Here we demonstrated that extracellular, not intracellular, Aβ and the
associated cytotoxic glial neuroinflammatory response are major contributors of
early neuronal loss in a PS1xAPP model. A significant loss of principal (27%)
and SOM/NPY (56-46%) neurons was found in the entorhinal cortex at 6
months of age. Loss of principal cells occurred selectively in deep layers
(primarily layer V) whereas SOM/NPY cell loss was evenly distributed along the
cortical column. Neither layer V pyramidal neurons nor SOM/NPY interneurons
displayed intracellular Aβ immunoreactivity, even after formic acid retrieval,
thus, extracellular factors should be preferentially implicated in this selective
neurodegeneration.
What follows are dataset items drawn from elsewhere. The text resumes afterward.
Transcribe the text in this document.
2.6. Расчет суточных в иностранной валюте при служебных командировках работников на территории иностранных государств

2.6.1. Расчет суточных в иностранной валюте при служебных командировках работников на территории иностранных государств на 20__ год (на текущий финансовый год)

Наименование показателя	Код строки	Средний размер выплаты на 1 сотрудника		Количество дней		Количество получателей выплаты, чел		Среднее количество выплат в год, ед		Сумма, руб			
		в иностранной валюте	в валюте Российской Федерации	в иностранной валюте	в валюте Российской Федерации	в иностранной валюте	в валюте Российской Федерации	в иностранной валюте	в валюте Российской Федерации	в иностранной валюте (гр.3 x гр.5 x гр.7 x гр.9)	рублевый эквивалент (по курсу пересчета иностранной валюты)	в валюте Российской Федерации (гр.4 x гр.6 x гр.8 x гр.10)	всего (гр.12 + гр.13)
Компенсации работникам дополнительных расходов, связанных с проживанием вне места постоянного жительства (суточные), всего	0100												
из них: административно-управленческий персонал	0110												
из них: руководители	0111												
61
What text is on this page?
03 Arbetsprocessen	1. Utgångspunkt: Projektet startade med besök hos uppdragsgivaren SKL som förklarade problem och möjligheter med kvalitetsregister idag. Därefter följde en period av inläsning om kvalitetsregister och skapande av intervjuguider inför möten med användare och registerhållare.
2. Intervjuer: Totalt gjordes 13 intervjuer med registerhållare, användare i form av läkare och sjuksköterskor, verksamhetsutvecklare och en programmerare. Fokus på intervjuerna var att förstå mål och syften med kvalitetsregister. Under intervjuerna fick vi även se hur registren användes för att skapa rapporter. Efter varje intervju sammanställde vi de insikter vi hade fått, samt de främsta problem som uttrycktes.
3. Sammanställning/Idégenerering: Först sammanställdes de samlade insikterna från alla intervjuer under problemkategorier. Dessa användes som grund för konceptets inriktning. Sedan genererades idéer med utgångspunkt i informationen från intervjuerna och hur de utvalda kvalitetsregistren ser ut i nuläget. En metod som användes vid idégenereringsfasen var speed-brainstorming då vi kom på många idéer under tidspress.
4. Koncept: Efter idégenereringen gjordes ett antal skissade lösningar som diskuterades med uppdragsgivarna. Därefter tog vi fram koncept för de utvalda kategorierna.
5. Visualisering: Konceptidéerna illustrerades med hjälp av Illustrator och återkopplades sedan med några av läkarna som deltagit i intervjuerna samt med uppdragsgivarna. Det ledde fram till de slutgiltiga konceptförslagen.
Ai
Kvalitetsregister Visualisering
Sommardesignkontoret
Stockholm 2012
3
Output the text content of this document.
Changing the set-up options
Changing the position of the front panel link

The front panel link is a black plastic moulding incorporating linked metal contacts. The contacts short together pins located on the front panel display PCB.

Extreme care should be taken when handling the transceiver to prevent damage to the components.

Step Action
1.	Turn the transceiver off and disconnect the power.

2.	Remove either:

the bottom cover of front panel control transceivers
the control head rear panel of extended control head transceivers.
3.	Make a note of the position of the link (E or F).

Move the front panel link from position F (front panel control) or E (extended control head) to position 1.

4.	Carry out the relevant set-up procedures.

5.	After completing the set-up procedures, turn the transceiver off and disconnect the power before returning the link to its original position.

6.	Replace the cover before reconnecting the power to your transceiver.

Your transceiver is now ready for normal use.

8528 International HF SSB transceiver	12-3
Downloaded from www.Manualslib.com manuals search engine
Amyloid deposits were mainly concentrated in deep layers
at 4-6 months, and of relevance was the existence of a potentially cytotoxic
inflammatory response (TNFalpha, TRAIL and iNOS mRNAs were
upregulated). Moreover, non-plaques associated activated microglial cells and
reactive astrocytes expressed TNFalpha and iNOS, respectively. At this age, in
the hippocampus of same animals the extracellular Aβ induced a non-cytotoxic
glial activation. The opposite glial activation, at the same chronological age, in
entorhinal cortex and hippocampus strongly support different mechanisms of
disease progression in these two regions highly affected by Aβ pathology.